Would they reach Billy Monmouth alive?
Collins was lighting another cigarette from the butt of the old, and Miles, approaching, was about to say something about chain-smokers dying before they were forty. But he thought better of it when he saw the pistol in Collins’s hand.
‘No,’ Collins said, ‘no, we’re not going to England, Mr. Flint. We’re going to Drogheda, where I can be rid of you once and for all.’
Twenty-Two
‘It’s on the coast, then, this Drogheda?’
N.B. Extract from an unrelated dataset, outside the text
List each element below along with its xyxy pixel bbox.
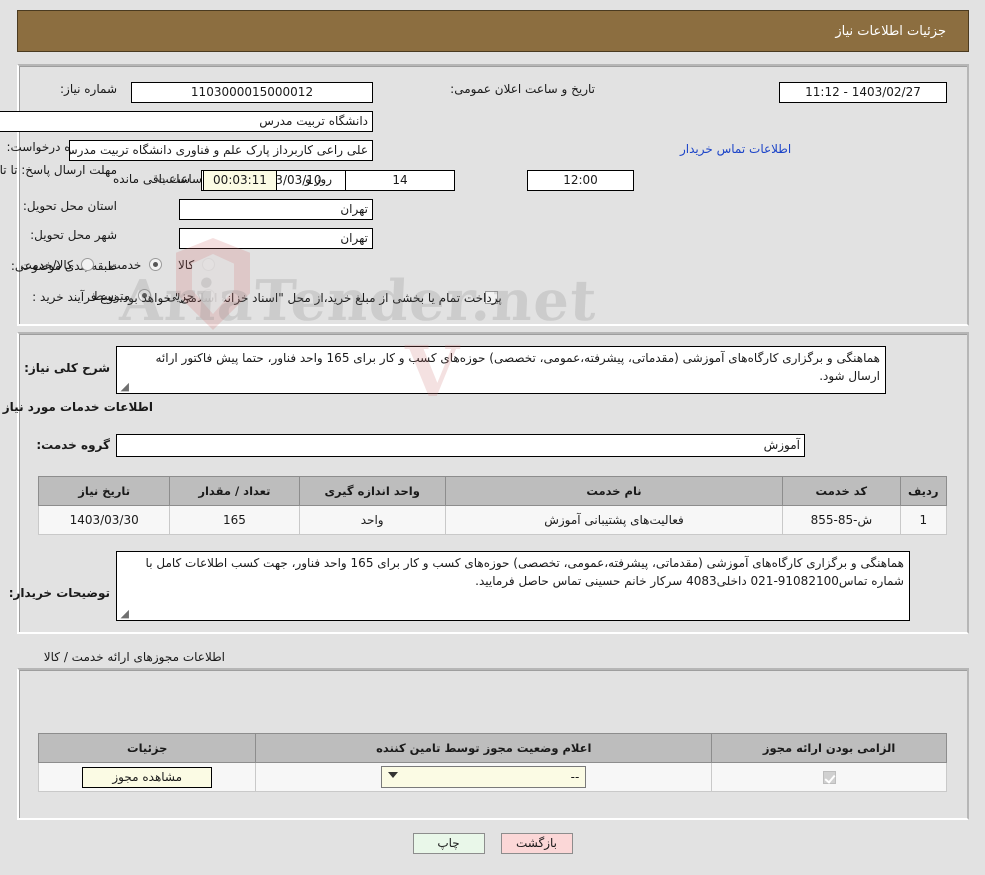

Collins nodded. He had been silent throughout the rest of the drive, and had given Miles a cold look whenever he had attempted to start up a conversation. So Drogheda was on the coast. The coast meant boats, and boats meant quick and invisible trips across the Irish Sea. Perhaps things were working themselves into a pattern much more to his advantage than anything he could have planned.
‘Drogheda,’ said Collins at last, as they turned into the town. Miles imagined himself as Perseus, entering the stony land of the Gorgons, but it was no use. The last thing he felt was heroic.
‘It was near here I killed Hayton. We went out to sea, and I shot him.’
‘Very neat,’ said Miles.
‘Not really. Have you ever killed anyone, Mr. Flint? Neatness doesn’t enter into it. There’s blood everywhere. It finds you and sticks to you. I kept finding flecks of it on me for days afterwards.’
‘And no questions were ever asked about Hayton’s disappearance?’
Collins shrugged.
‘I don’t know. I don’t think so. I went back to Belfast and tried to forget all about it.’
‘Until you found out you’d been tricked.’
‘You know, I’ll be glad to be rid of you, Flint. You sound like a conscience, but your eyes are full of tricks.’
Miles tried to smile. ‘I’m parched,’ he said. ‘Can we get something to drink soon?’
Collins pondered this. Yes, they had not had anything to drink for a long while, and there had been much talking since then. Miles watched as Collins was forced by the workings of his own mind into a remembrance of their joint confessions.